Most of the mortgage content you read online is written for buyers purchasing in the $300,000–$500,000 range. If you’re buying in the $700,000–$1.5M range that defines much of the luxury market in Nocatee, Ponte Vedra, and Madeira, you’re in jumbo territory, and the dynamics are meaningfully different.

What Makes a Loan “Jumbo”

In 2025, the conforming loan limit for most of Florida sits at $806,500 for a single-family home. Anything above that limit requires a jumbo loan — a mortgage that doesn’t qualify for purchase by Fannie Mae or Freddie Mac. Because jumbo loans stay on the lender’s books, lenders apply tighter standards and the rate environment behaves differently.

$806K

2025 Conforming Limit · FL

720+

Credit Score Typically Required

10–20%

Typical Down Payment

How Jumbo Qualification Differs

  • Credit score of 720 or higher, with 740+ preferred for the most competitive rates.
  • 12–24 months of reserves post-close — liquid assets equal to 12–24 months of your mortgage payment after closing.
  • Debt-to-income ratio below 43%, though some lenders prefer 38% or lower on larger loan amounts.
  • Full income documentation. Self-employed buyers and business owners face the most scrutiny. Bank statement loans and asset-depletion products exist but carry rate premiums.
  • Two appraisals on very large loans. Lenders financing $1.5M+ often require two independent appraisals, which extends your due diligence timeline.

“In the luxury segment, how you’re financing is almost as important as what you’re offering. A well-structured jumbo pre-approval from a known lender carries weight that a generic online approval does not.”

Why Cash Buyers Still Hold the Upper Hand

Above $750,000 in St. Johns County, sellers are often move-up buyers or downsizers navigating their own transaction. The certainty of a cash close — no appraisal contingency, no financing contingency, compressed timeline — has genuine financial value. We’ve seen cash buyers negotiate 3–5% below list price on properties that sat 60+ days, purely on the strength of a clean offer.

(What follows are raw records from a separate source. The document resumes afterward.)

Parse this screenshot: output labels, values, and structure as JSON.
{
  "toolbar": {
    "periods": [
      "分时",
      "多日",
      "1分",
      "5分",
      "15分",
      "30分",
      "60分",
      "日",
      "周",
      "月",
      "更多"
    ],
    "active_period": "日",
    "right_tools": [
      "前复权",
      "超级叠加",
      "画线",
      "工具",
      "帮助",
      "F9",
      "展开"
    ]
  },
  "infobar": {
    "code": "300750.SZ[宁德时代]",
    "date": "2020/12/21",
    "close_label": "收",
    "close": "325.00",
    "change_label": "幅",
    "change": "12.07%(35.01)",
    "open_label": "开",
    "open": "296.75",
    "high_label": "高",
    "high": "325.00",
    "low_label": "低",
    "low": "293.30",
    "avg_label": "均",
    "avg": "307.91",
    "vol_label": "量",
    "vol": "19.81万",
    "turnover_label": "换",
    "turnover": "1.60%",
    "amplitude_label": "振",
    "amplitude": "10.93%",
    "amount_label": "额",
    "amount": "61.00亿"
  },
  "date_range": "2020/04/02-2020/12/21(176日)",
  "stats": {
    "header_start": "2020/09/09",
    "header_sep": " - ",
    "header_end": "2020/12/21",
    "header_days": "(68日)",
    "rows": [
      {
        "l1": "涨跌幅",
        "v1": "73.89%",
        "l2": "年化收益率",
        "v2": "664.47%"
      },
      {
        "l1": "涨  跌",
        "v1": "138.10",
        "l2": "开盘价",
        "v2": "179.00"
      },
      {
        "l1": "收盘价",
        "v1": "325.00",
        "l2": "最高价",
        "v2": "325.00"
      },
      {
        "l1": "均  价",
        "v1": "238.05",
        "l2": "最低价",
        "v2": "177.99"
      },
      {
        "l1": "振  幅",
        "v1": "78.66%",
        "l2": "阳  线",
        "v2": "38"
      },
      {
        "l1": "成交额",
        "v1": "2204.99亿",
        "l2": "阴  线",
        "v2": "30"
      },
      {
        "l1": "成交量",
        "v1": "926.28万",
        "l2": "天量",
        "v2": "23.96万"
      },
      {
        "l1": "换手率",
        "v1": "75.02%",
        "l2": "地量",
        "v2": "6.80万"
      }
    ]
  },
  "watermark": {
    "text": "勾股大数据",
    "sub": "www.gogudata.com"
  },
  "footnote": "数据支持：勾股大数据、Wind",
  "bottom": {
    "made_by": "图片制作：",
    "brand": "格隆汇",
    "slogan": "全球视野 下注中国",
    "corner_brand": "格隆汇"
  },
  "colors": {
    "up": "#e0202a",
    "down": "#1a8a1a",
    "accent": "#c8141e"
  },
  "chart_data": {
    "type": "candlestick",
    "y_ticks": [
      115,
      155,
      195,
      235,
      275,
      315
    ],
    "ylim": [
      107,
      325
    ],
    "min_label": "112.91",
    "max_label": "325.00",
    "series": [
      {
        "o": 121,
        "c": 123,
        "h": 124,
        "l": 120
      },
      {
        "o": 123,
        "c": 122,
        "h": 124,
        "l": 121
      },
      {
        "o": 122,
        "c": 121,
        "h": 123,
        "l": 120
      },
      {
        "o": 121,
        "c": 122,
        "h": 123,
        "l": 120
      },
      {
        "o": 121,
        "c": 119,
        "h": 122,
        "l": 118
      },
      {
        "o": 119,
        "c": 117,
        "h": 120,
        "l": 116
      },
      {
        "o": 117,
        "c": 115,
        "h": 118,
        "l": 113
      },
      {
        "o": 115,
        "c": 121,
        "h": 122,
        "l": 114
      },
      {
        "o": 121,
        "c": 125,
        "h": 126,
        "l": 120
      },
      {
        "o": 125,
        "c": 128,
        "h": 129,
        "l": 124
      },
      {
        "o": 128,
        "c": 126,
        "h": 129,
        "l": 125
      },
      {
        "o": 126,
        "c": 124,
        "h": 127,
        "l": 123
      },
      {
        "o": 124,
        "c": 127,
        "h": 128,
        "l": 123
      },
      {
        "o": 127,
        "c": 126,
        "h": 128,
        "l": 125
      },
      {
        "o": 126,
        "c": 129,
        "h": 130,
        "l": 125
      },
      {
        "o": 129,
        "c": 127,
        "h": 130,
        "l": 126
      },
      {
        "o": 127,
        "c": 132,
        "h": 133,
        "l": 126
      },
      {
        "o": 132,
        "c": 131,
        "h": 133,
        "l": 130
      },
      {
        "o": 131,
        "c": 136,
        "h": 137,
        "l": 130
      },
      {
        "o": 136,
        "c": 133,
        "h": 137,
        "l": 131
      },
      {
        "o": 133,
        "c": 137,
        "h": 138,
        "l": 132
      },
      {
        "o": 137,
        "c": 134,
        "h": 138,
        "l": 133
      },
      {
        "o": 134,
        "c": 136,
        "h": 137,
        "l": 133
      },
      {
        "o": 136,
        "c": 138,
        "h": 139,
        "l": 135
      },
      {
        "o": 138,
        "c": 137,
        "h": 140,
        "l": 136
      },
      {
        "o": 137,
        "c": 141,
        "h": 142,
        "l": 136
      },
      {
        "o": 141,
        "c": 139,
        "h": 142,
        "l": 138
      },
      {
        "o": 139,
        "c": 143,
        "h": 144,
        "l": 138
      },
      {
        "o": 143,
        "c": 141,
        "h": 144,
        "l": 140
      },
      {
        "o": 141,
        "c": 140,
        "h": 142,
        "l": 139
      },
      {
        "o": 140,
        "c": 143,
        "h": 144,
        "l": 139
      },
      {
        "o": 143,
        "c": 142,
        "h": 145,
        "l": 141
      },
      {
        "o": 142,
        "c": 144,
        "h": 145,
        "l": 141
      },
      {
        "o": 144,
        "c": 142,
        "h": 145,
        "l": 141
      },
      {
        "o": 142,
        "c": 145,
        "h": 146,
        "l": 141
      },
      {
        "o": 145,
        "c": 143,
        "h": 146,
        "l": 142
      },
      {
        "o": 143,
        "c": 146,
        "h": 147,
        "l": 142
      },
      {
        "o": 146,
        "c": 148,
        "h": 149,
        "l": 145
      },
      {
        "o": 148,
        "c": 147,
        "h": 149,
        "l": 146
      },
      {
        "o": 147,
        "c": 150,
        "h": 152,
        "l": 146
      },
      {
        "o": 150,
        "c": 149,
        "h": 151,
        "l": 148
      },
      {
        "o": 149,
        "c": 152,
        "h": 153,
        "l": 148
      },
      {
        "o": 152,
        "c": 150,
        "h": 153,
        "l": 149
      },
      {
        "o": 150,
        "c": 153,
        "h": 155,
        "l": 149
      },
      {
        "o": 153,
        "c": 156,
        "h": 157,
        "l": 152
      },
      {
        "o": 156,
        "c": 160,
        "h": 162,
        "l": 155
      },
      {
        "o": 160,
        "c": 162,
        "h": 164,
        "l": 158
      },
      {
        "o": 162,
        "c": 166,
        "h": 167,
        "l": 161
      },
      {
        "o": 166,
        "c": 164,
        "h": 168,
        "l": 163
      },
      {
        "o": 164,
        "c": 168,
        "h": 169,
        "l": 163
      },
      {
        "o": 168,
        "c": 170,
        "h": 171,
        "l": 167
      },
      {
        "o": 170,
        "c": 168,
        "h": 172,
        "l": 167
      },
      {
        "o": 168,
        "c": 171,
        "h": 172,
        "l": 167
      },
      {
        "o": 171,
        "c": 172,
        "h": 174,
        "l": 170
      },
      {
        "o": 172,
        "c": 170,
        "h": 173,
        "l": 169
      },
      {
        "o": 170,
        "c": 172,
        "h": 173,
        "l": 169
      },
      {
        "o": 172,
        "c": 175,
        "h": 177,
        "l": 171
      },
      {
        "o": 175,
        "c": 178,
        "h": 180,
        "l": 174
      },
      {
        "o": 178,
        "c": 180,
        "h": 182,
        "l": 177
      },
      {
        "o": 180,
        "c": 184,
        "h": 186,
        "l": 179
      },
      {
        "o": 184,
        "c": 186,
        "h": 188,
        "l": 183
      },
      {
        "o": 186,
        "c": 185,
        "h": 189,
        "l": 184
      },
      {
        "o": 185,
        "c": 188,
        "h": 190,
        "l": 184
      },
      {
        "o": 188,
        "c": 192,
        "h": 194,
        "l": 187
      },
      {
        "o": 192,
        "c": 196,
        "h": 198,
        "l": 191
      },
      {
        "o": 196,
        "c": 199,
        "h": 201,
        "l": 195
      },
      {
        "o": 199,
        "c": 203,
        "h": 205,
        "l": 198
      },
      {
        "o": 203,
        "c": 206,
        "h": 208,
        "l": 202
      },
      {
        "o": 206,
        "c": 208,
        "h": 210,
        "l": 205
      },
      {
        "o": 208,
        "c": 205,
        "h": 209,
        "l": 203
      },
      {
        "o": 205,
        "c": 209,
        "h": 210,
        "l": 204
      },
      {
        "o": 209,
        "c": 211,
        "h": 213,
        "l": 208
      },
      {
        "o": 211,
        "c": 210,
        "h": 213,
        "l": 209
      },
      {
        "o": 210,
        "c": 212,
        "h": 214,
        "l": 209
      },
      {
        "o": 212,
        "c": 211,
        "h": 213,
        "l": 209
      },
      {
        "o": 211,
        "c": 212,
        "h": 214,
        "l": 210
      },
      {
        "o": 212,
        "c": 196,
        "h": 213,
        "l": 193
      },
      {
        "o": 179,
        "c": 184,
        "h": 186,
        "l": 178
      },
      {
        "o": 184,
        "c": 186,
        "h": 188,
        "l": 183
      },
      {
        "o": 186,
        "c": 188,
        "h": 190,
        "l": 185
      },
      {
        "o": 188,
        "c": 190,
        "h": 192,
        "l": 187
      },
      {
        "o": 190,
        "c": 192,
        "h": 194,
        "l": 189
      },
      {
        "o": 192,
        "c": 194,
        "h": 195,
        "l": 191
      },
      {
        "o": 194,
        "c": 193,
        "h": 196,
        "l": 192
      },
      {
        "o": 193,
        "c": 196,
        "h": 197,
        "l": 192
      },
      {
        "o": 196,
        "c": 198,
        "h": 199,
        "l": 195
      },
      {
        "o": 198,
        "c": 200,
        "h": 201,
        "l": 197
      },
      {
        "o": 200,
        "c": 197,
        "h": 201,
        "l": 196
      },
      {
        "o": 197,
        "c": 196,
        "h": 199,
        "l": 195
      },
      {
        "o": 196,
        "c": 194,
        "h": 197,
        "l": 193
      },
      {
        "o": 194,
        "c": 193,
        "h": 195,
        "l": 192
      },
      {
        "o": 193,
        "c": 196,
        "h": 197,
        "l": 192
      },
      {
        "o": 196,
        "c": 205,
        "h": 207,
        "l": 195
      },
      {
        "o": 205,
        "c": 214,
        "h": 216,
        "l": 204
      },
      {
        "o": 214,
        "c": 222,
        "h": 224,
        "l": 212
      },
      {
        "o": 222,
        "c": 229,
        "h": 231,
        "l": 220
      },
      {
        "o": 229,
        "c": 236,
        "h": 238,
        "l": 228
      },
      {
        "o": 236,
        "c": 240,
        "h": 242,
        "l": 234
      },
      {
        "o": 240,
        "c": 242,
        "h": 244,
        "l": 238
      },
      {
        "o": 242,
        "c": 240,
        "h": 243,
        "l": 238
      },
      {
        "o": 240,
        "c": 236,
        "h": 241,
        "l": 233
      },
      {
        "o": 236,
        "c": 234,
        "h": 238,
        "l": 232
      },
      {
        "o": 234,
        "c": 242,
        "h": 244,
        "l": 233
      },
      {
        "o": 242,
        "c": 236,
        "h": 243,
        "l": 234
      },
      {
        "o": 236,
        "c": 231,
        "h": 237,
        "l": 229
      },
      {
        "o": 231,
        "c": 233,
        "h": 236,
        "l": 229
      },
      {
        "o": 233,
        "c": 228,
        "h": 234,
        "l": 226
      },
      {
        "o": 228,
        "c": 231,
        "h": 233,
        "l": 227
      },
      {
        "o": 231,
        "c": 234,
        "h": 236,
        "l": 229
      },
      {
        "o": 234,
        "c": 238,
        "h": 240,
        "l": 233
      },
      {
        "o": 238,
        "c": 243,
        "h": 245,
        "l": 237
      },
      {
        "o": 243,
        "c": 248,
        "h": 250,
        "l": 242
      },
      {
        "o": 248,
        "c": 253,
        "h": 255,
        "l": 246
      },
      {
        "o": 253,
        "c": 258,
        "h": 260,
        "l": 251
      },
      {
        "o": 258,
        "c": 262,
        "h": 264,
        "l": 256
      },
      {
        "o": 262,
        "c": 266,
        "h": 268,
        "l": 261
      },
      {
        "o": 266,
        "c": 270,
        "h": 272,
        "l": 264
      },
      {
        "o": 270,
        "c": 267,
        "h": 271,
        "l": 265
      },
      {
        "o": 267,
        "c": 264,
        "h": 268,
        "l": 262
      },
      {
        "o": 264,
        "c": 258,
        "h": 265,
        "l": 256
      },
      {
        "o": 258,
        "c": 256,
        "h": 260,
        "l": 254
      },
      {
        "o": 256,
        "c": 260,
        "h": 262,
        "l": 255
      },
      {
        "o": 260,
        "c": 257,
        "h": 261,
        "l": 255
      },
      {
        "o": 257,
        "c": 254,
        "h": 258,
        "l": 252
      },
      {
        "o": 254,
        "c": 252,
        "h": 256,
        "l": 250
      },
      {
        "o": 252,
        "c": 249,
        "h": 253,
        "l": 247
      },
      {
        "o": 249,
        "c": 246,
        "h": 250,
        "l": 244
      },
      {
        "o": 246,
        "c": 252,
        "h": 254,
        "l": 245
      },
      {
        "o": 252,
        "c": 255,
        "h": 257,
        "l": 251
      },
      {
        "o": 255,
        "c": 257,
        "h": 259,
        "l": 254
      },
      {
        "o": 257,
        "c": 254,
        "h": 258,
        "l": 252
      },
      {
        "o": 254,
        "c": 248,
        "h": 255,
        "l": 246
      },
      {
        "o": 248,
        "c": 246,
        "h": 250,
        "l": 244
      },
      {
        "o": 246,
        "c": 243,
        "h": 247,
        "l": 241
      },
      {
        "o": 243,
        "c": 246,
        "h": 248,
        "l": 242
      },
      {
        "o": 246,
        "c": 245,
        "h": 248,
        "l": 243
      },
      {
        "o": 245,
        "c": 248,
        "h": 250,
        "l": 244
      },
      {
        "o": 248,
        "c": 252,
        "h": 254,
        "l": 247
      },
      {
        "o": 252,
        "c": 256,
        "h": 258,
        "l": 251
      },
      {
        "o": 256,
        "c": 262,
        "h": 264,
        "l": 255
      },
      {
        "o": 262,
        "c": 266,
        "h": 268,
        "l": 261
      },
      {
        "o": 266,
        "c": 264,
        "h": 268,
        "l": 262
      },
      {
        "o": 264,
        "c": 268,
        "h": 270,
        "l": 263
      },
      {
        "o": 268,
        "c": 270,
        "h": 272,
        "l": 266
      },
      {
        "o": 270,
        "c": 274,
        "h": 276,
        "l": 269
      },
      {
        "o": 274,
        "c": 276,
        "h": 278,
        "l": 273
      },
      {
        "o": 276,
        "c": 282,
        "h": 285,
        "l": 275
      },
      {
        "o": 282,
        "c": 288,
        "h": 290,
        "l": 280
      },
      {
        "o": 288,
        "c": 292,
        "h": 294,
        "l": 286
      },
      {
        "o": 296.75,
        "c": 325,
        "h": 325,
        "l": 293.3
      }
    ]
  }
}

Builder Financing: Read the Fine Print

Several builders in Madeira and Silverleaf offer rate buydown incentives through their preferred lenders. These can look attractive, but preferred lender arrangements often involve closing cost contributions tied exclusively to using their lender, temporary buydown rates that revert after year two, and lender fees that partially offset the rate benefit. Know your numbers before you sit down at a builder sales office.